Cystatin C serum sebagai sebuah penanda untuk mengidentifikasi pasien-pasien yang mengalami gangguan fungsi ginjal sedang

Abstrak

Protein dengan berat molekul rendah, cystatin C, yang dihasilkan oleh semua sel berinti dan dieliminasi melalui filtrasi glomerular, memiliki manfaat khusus sebagai penanda fungsi ginjal. Dengan demikian dilakukan sebuah penelitian untuk menyelidiki apakah cystatin C serum bisa digunakan sebagai sebuah penanda untuk mengidentifikasi pasien-pasien yang mengalami gangguan fungsi ginjal.
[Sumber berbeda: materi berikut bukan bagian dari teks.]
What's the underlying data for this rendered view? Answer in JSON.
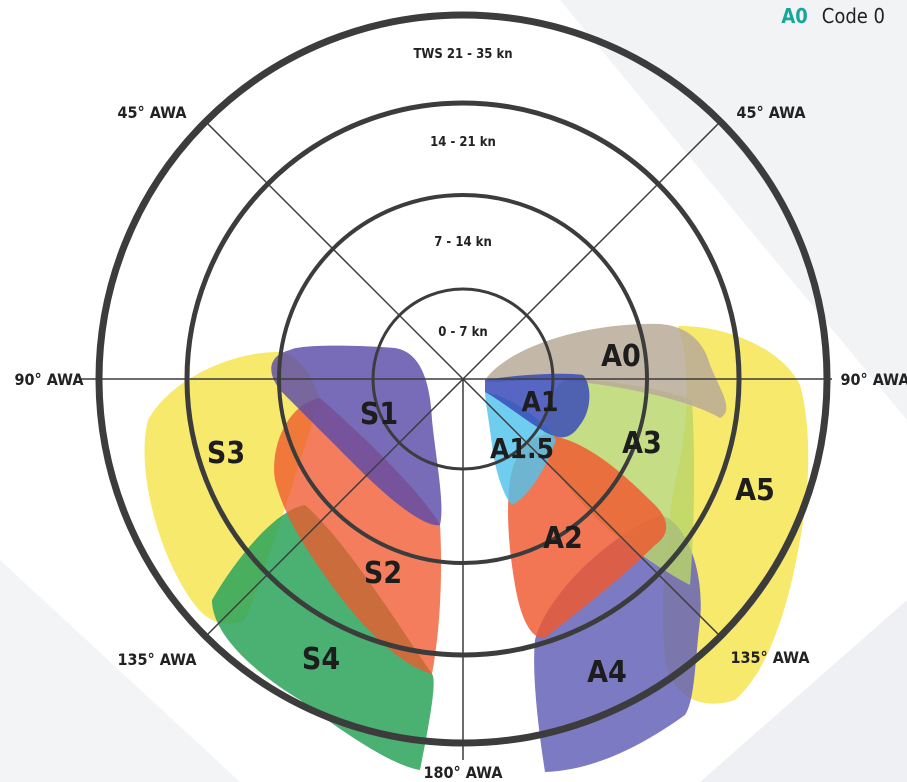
{
  "legend": {
    "code": "A0",
    "name": "Code 0"
  },
  "rings": [
    {
      "label": "0 - 7 kn"
    },
    {
      "label": "7 - 14 kn"
    },
    {
      "label": "14 - 21 kn"
    },
    {
      "label": "TWS 21 - 35  kn"
    }
  ],
  "awa_labels": {
    "tl": "45° AWA",
    "tr": "45° AWA",
    "l": "90° AWA",
    "r": "90° AWA",
    "bl": "135° AWA",
    "br": "135° AWA",
    "b": "180° AWA"
  },
  "sails": [
    {
      "id": "S3",
      "label": "S3",
      "color": "#f5e44a"
    },
    {
      "id": "S4",
      "label": "S4",
      "color": "#2aa35a"
    },
    {
      "id": "S2",
      "label": "S2",
      "color": "#f0582e"
    },
    {
      "id": "S1",
      "label": "S1",
      "color": "#5a4aa8"
    },
    {
      "id": "A5",
      "label": "A5",
      "color": "#f5e44a"
    },
    {
      "id": "A4",
      "label": "A4",
      "color": "#6563b8"
    },
    {
      "id": "A3",
      "label": "A3",
      "color": "#b8d66a"
    },
    {
      "id": "A2",
      "label": "A2",
      "color": "#f0582e"
    },
    {
      "id": "A0",
      "label": "A0",
      "color": "#b8aa98"
    },
    {
      "id": "A15",
      "label": "A1.5",
      "color": "#4fc3ec"
    },
    {
      "id": "A1",
      "label": "A1",
      "color": "#3a4bb8"
    }
  ]
}
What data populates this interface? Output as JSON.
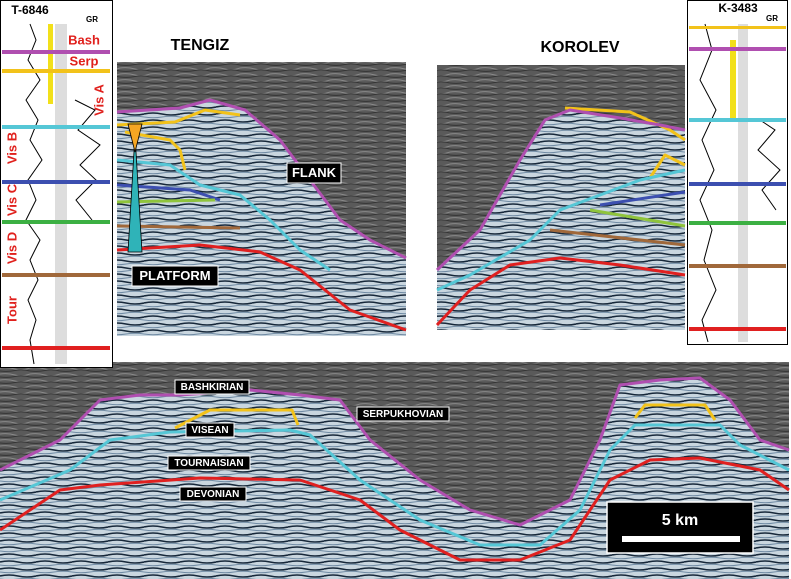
{
  "wells": [
    {
      "name": "T-6846",
      "log": "GR",
      "zones": [
        "Bash",
        "Serp",
        "Vis A",
        "Vis B",
        "Vis C",
        "Vis D",
        "Tour"
      ]
    },
    {
      "name": "K-3483",
      "log": "GR"
    }
  ],
  "panels": [
    {
      "title": "TENGIZ",
      "labels": [
        "FLANK",
        "PLATFORM"
      ]
    },
    {
      "title": "KOROLEV"
    }
  ],
  "section": {
    "horizons": [
      "BASHKIRIAN",
      "SERPUKHOVIAN",
      "VISEAN",
      "TOURNAISIAN",
      "DEVONIAN"
    ],
    "scale": "5 km"
  }
}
Dilakukan sebuah penelitian berbasis rumah sakit yang bersifat deskriptif cross-sectional dan cystatin C serum diukur pada lima puluh subjek yang berusia antara 12 sampai 74 tahun dengan perkiraan bersihan kreatinin 24 jam yang dilakukan pada saat yang sama. Bersihan kreatinin standar digunakan untuk membandingkan laju filtrasi glomerular yang diprediksi dengan menggunakan cystatin C serum. Laju filtrasi glomerular (GFR) yang diprediksikan memberikan sensitifitas 82% dan spesifitas 68% dengan nilai penggal (cut-off) diagnostik adalah 1,25 mg/L cystatin C untuk pengidentifikasian pasien-pasien yang mengalami gangguan fungsi ginjal sedang dengan sampel darah tunggal.
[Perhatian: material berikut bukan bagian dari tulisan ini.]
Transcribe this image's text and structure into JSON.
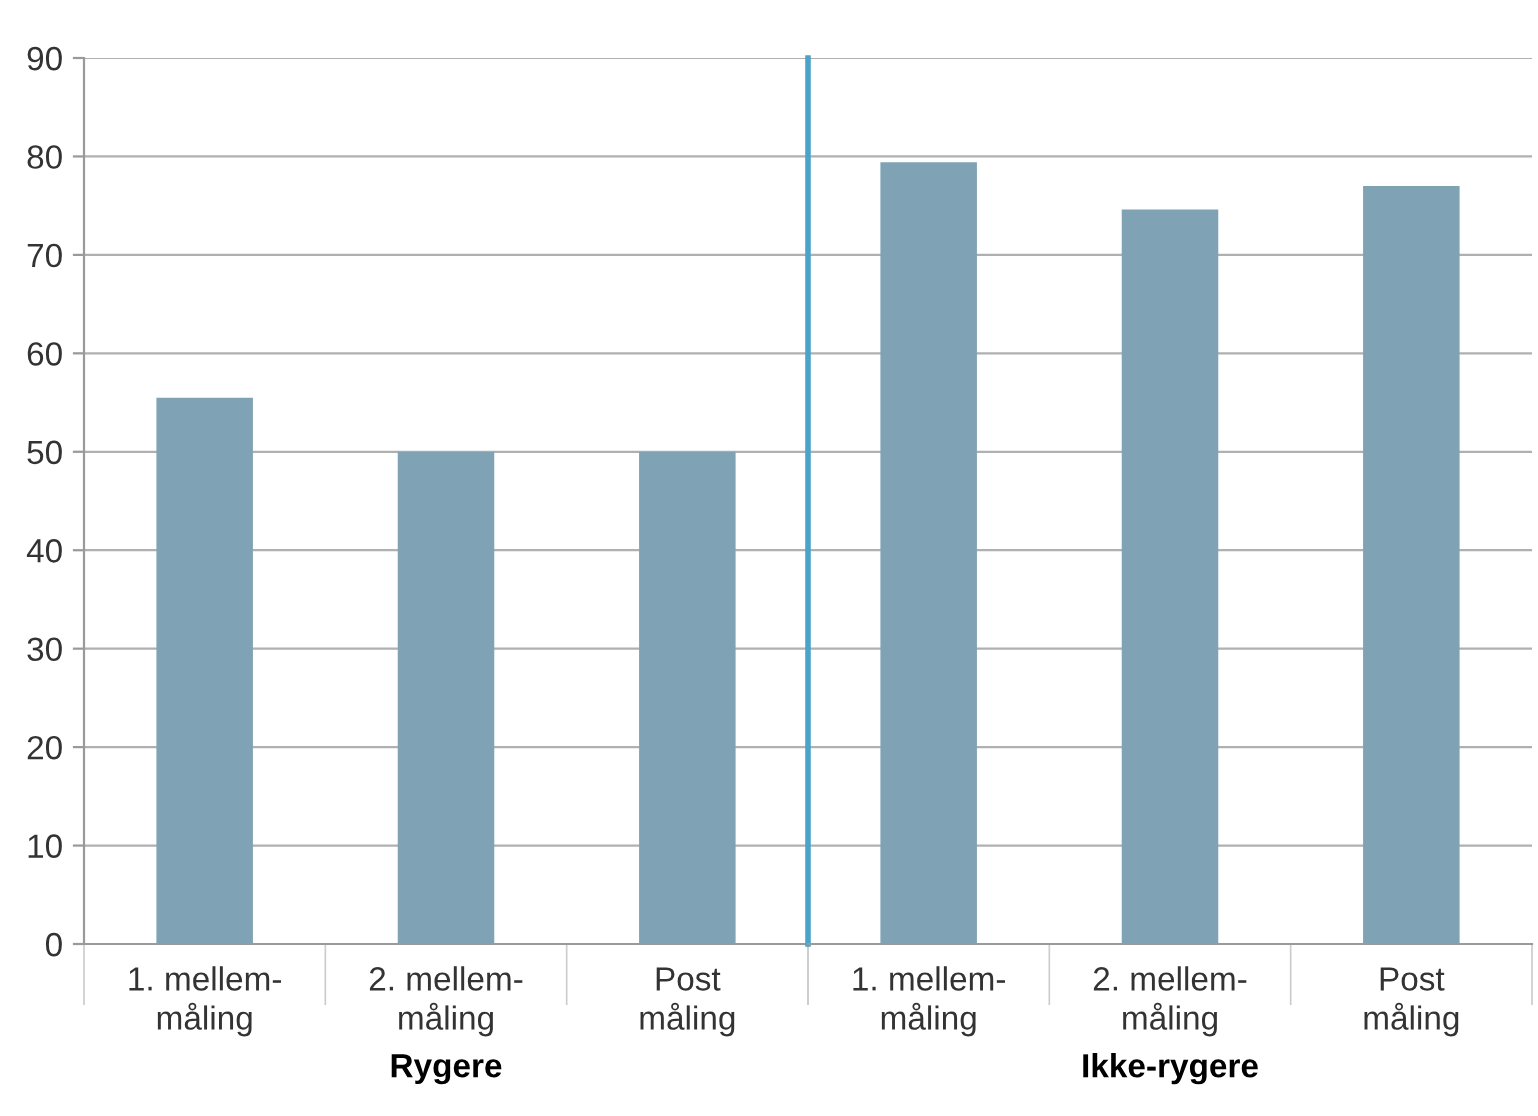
{
  "chart_data": [
    {
      "type": "bar",
      "xlabel": "Rygere",
      "categories": [
        "1. mellem-\nmåling",
        "2. mellem-\nmåling",
        "Post\nmåling"
      ],
      "values": [
        55.5,
        50,
        50
      ],
      "color": "#7fa3b5",
      "ylim": [
        0,
        90
      ],
      "yticks": [
        0,
        10,
        20,
        30,
        40,
        50,
        60,
        70,
        80,
        90
      ],
      "grid": "y"
    },
    {
      "type": "bar",
      "xlabel": "Ikke-rygere",
      "categories": [
        "1. mellem-\nmåling",
        "2. mellem-\nmåling",
        "Post\nmåling"
      ],
      "values": [
        79.4,
        74.6,
        77
      ],
      "color": "#7fa3b5",
      "ylim": [
        0,
        90
      ],
      "yticks": [
        0,
        10,
        20,
        30,
        40,
        50,
        60,
        70,
        80,
        90
      ],
      "grid": "y",
      "tick_labels": "x"
    }
  ]
}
Kata kunci: Cystatin C, kreatinin, laju filtrasi glomerular, gangguan fungsi ginjal sedang.


PENDAHULUAN

Prosedur standar untuk pengukuran laju filtrasi glomerular (GFR) didasarkan pada bersihan kreatinin dalam plasma, Cr-EDTA atau iohexasol. Akan tetapi, metode ini memerlukan pengumpulan urin yang tepat waktu, yang seringkali tidak presisi dan tidak mudah dilakukan. Disisi lain, penggunaan ukuran GFR standar memerlukan pemberian radioaktif eksogen atau agen kontras dan ini juga memakan banyak waktu, mahal dan tidak umum tersedia di banyak rumah sakit di Sri Lanka. Karena hasil uji berbasis-kreatinin bisa dipengaruhi oleh faktor usia, jenis kelamin, status gizi, diet dan sekresi kreatinin tubular khususnya jika GFR berkurang, maka upaya-upaya telah dikembangkan untuk memperbaiki pengukuran GFR secara klinis. Dengan demikian ketertarikan terhadap cystatin C sebagai penanda fungsi ginjal telah meningkat pesat dalam beberapa tahun terakhir karena karakteristik kinerjanya yang aman dibanding kreatinin serum.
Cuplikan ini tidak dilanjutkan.